CAIRO: The government has handed out four new steel licenses in an attempt to reduce the shortage of the local steel supply, local media reports recently stated.
Through the new licenses, a further 2 million tons of finished steel and 1 million tons of billets will be made available to the local market, the Industrial Development Authority said, according to a Reuters report.
Beltone Financial stated that it is “not concerned about the effect of the increase in supply on the Egyptian steel market, as there is still a gap of around 1.5–2 million tons, annually, that are currently filled by imports.”
It continued by adding: “Such an investment would require 4–5 years to bear fruit.”
Port Said National Company for Steel, IIC for Steel Plants Management, Al-Marakbi and Al-Wataniya all came out on top of the bidding process for the new licenses.
The capacity that each firm will be allowed to put onto the market has yet to be decided, Beltone Financial stated in a note.
The government’s decision was motivated by a need to free up capacity that was being left unused as a result of the inability of Arcelor Mittal — an international steel firm with operations in the Egyptian market — to exploit the license it had obtained, thereby forcing the government to revoke it from the firm, said Omar Tata, an analyst for Beltone Financial.
Highlighting the importance of ramping up local steel production, Reuters cited Mohamed Sayed Hanafy, general manager of the Chamber of Metallurgical industries, who stated that a burgeoning middle-class in Egypt is driving the construction sector and the government’s spending on infrastructure, which should result in a 36 percent increase in reinforced steel production by 2017.
His firm also noted that Upper Egypt would be the main beneficiary, as it would provide the bulk of the new production.
In Tata’s view, the decision should be regarded as “positive” for the construction industry, as it shows that growth in the sector is on the horizon, and that the private sector is coming back onto the scene.
Hany Samy, an analyst at CI Capital, also views the decision as positive for both the construction and steel industries, stating in a note that “companies obtaining the license would benefit from the shortage in supply of steel rebars in the local market.”
He added: “As for construction companies, the new steel capacities would meet their needs to avoid bottlenecks in construction activity.”

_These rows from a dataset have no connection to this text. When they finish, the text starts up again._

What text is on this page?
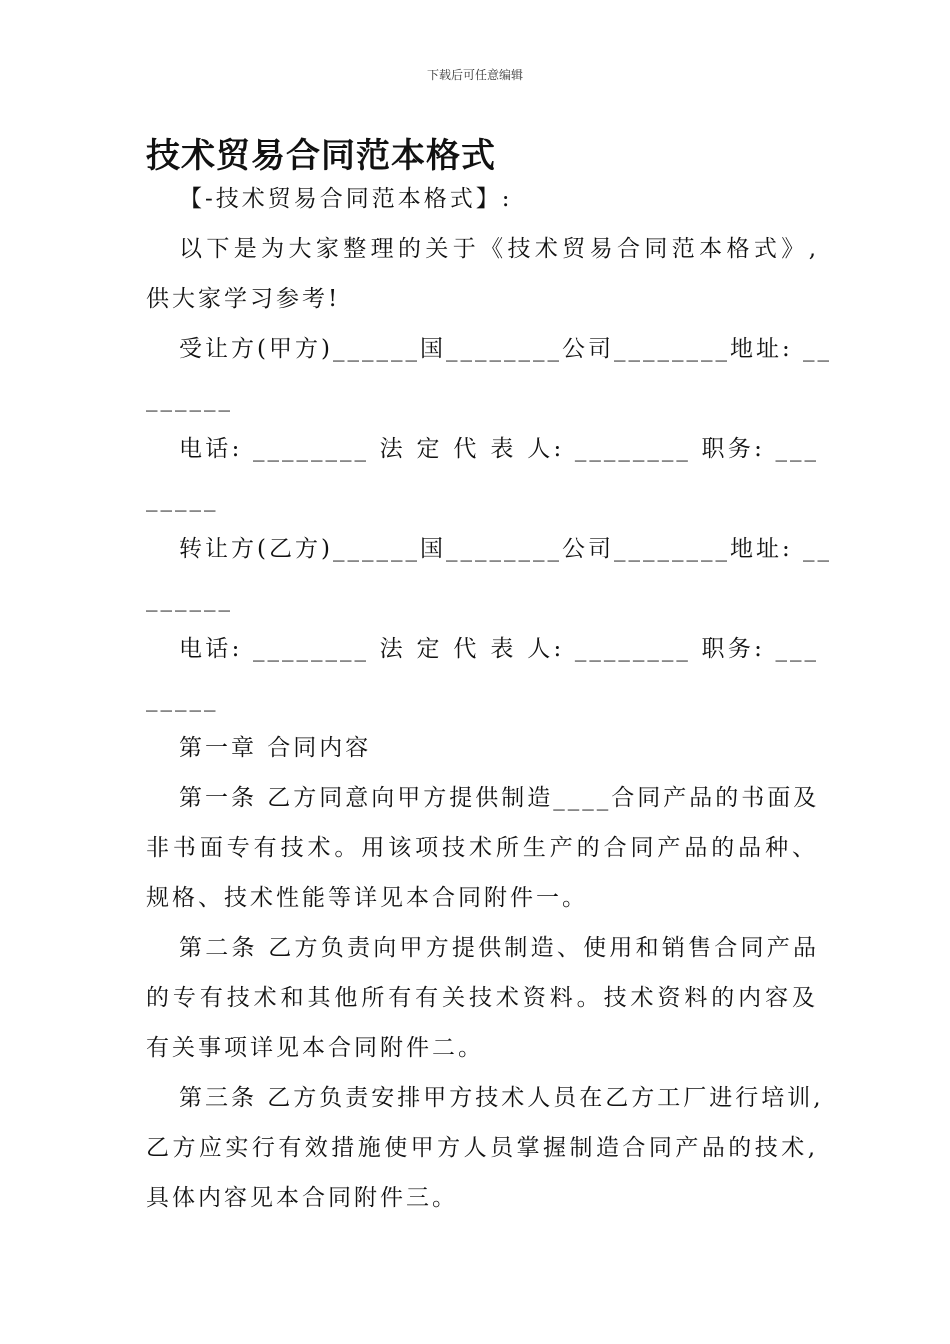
下载后可任意编辑
技术贸易合同范本格式
【-技术贸易合同范本格式】:
以下是为大家整理的关于《技术贸易合同范本格式》,
供大家学习参考!
受让方(甲方)______国________公司________地址: __
______
电话: ________ 法 定 代 表 人: ________ 职务: ___
_____
转让方(乙方)______国________公司________地址: __
______
电话: ________ 法 定 代 表 人: ________ 职务: ___
_____
第一章 合同内容
第一条 乙方同意向甲方提供制造____合同产品的书面及
非书面专有技术。用该项技术所生产的合同产品的品种、
规格、技术性能等详见本合同附件一。
第二条 乙方负责向甲方提供制造、使用和销售合同产品
的专有技术和其他所有有关技术资料。技术资料的内容及
有关事项详见本合同附件二。
第三条 乙方负责安排甲方技术人员在乙方工厂进行培训,
乙方应实行有效措施使甲方人员掌握制造合同产品的技术,
具体内容见本合同附件三。
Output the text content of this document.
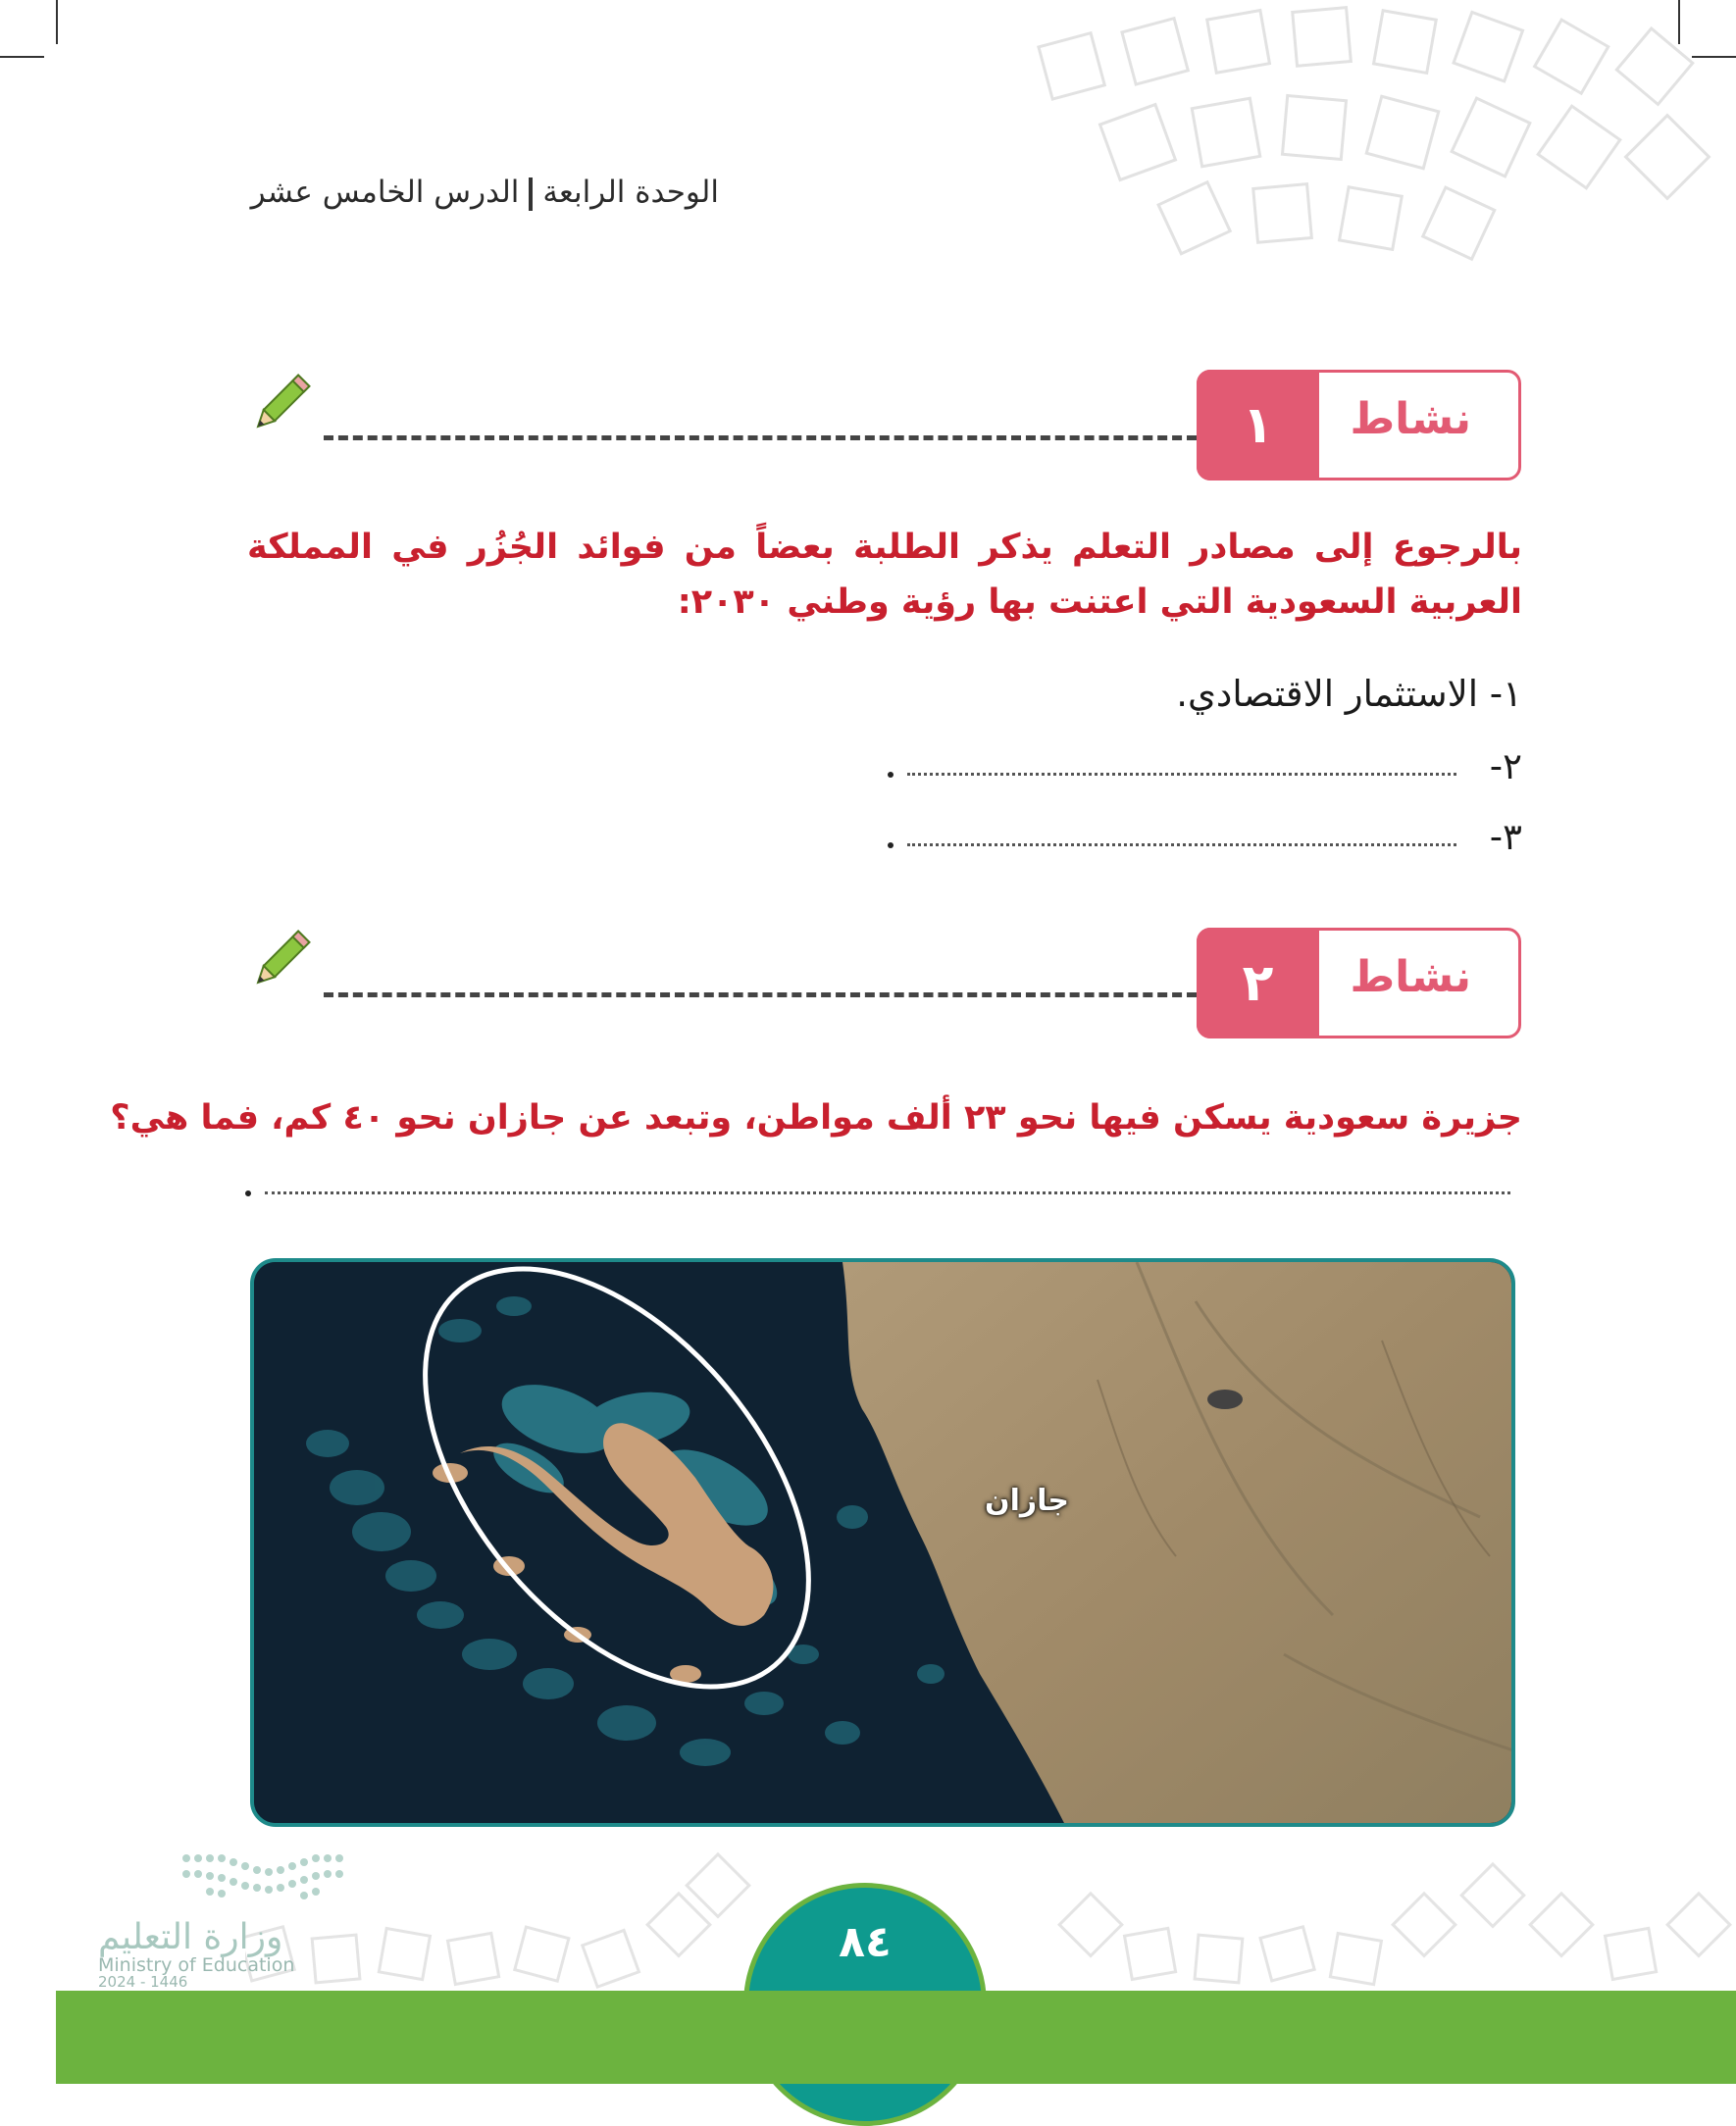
الوحدة الرابعةالدرس الخامس عشر
١	نشاط
بالرجوع إلى مصادر التعلم يذكر الطلبة بعضاً من فوائد الجُزُر في المملكة العربية السعودية التي اعتنت بها رؤية وطني ٢٠٣٠:
١- الاستثمار الاقتصادي.
٢-
٣-
٢	نشاط
جزيرة سعودية يسكن فيها نحو ٢٣ ألف مواطن، وتبعد عن جازان نحو ٤٠ كم، فما هي؟
جازان
وزارة التعليم
Ministry of Education
2024 - 1446
٨٤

For infrastructure projects alone, for example, Minister of Trade and Industry Rachid Mohamed Rachid stated the government has allotted LE 50 billion for the coming year and a half. Such a boost in infrastructure investment will invariably bolster demand for steel.
CI Capital foresees steel rebars demand growing in 2011 by 9.1 percent, which is in sharp contrast to the 14.3 percent decline that took place between 2009 and 2010.
CI Capital also projects production to rise by 13.3 percent over 2011, which will result in the market operating at full capacity.
Demand for steel is divided largely amongst three main categories: private housing, large real estate developments, and infrastructure projects led by the government. Private housing represents 60 percent of steel demand, while large real estate developments and government-led infrastructure projects each account for 20 percent.